On December 1, Eli Lilly announced the FDA approval of Taltz (ixekizumab) for adult patients with active psoriatic arthritis (PsA), marking the second interleukin (IL)-17 inhibitor to launch for PsA following Novartis’ Cosentyx (secukinumab), which launched in January 2016. Although Taltz will not benefit from first-to-market advantage, Eli Lilly strategically positioned Taltz to target second-line biologic patients, having run separate trials in two distinct populations: biologic-naïve patients and those who have had an inadequate response to at least one tumor necrosis factor (TNF) inhibitor. GlobalData expects Eli Lilly to take advantage of this by marketing Taltz for these niche patient populations. However, the question of whether or not this strategy will be enough to offset Cosentyx’s first-to-market advantage still remains.
PsA is a chronic immune-mediated arthritis that typically affects the large joints, including those of the lower extremities, the distal joints of the fingers and toes, the back, and the sacroiliac joints of the pelvis. If left untreated, PsA can result in irreversible joint damage. For PsA, the last five years have seen an influx of novel treatments outside the mainstay anti-TNF therapies, including Johnson & Johnson’s Stelara (ustekinumab), an IL-12/IL-23 inhibitor; Celgene’s Otezla (apremilast), a phosphodiesterase-4 inhibitor; and Novartis’ Cosentyx, the first-to-market IL-17A inhibitor.
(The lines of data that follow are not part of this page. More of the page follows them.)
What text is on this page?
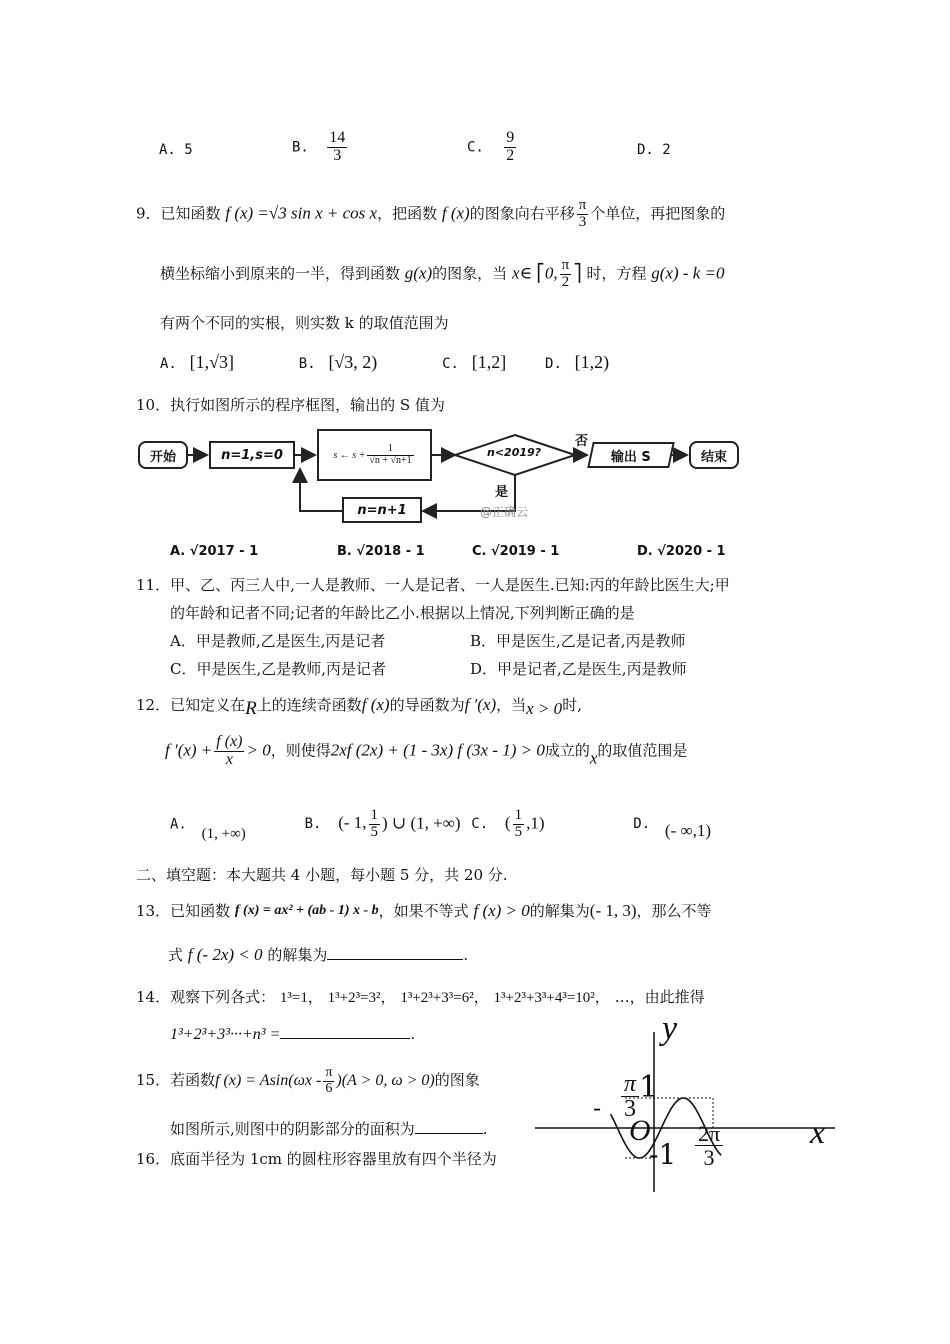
A. 5	B. $\frac{14}{3}$	C. $\frac{9}{2}$	D. 2
9．已知函数 f (x) =√3 sin x + cos x，把函数 f (x)的图象向右平移 $\frac{\pi}{3}$ 个单位，再把图象的
横坐标缩小到原来的一半，得到函数 g(x)的图象，当 x∈ ⎡0, $\frac{\pi}{2}$ ⎤ 时，方程 g(x) - k =0
有两个不同的实根，则实数 k 的取值范围为
A. [1,√3]	B. [√3, 2)	C. [1,2]	D. [1,2)
10．执行如图所示的程序框图，输出的 S 值为
开始	n=1,s=0	s ← $s + \frac{1}{√n + √n+1}$	n<2019?
否
是
输出 S	结束
n=n+1	@正确云
A. √2017 - 1	B. √2018 - 1	C. √2019 - 1	D. √2020 - 1
11．甲、乙、丙三人中,一人是教师、一人是记者、一人是医生.已知:丙的年龄比医生大;甲
的年龄和记者不同;记者的年龄比乙小.根据以上情况,下列判断正确的是
A．甲是教师,乙是医生,丙是记者	B．甲是医生,乙是记者,丙是教师
C．甲是医生,乙是教师,丙是记者	D．甲是记者,乙是医生,丙是教师
12．已知定义在R上的连续奇函数f (x)的导函数为f ′(x)，当x > 0时,
f $'(x) + \frac{f (x)}{x} > 0$，则使得2xf (2x) + (1 - 3x) f (3x - 1) > 0成立的x的取值范围是
A. (1, +∞) B. (- 1, $\frac{1}{5}$ ) ∪ (1, +∞) C. ( $\frac{1}{5} ,1$)	D. (- ∞,1)
二、填空题：本大题共 4 小题，每小题 5 分，共 20 分.
13．已知函数 f (x) = ax² + (ab - 1) x - b，如果不等式 f (x) > 0的解集为(- 1, 3)，那么不等
式 f (- 2x) < 0 的解集为	.
14．观察下列各式： 1³=1， 1³+2³=3²， 1³+2³+3³=6²， 1³+2³+3³+4³=10²， …，由此推得
1³+2³+3³···+n³ =	.
15．若函数f $(x) = Asin(\omega x - \frac{\pi}{6} )(A > 0$, ω > 0)的图象
如图所示,则图中的阴影部分的面积为	.
y
x
O
1
-1
-
π
3
2π
3
16．底面半径为 1cm 的圆柱形容器里放有四个半径为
The FDA approval of Taltz was based off of two Phase III, double-blind, placebo-controlled trials—SPIRIT-P1 and SPIRIT-P2—enrolling more than 670 adult patients with PsA. The SPIRIT-P1 trial evaluated the safety and efficacy of Taltz in patients who were naïve to biologic treatment, while the SPIRIT-P2 study assessed the safety and efficacy of Taltz in patients who failed one or two TNF inhibitors. The primary endpoint, the proportion of patients achieving American College of Rheumatology 20% improvement criteria (ACR20) at Week 24, was reached in 58% and 53% of patients receiving Taltz in the SPIRIT-P1 and SPIRIT-P2 trial, respectively, compared with 30% and 20% of patients receiving placebo, respectively.
Although IL-17 inhibitors only entered the PsA market in January 2016, Cosentyx has already started making a big impact on the market. According to GlobalData, Cosentyx is on its way to gaining blockbuster status, with forecast US sales of just under $1.1B by 2025. Although GlobalData anticipates that Cosentyx will face ample competition from Taltz, Cosentyx has one strong advantage over Taltz: price. Both Cosentyx and Taltz are administered as a subcutaneous injection once every four weeks, but Cosentyx’s annual cost of therapy (ACOT) of approximately $62,000 is slightly lower Taltz’s ACOT of approximately $69,000. That being said, GlobalData believes that Taltz’s performance for PsA in the US market may ultimately depend on payer reimbursement and company rebates.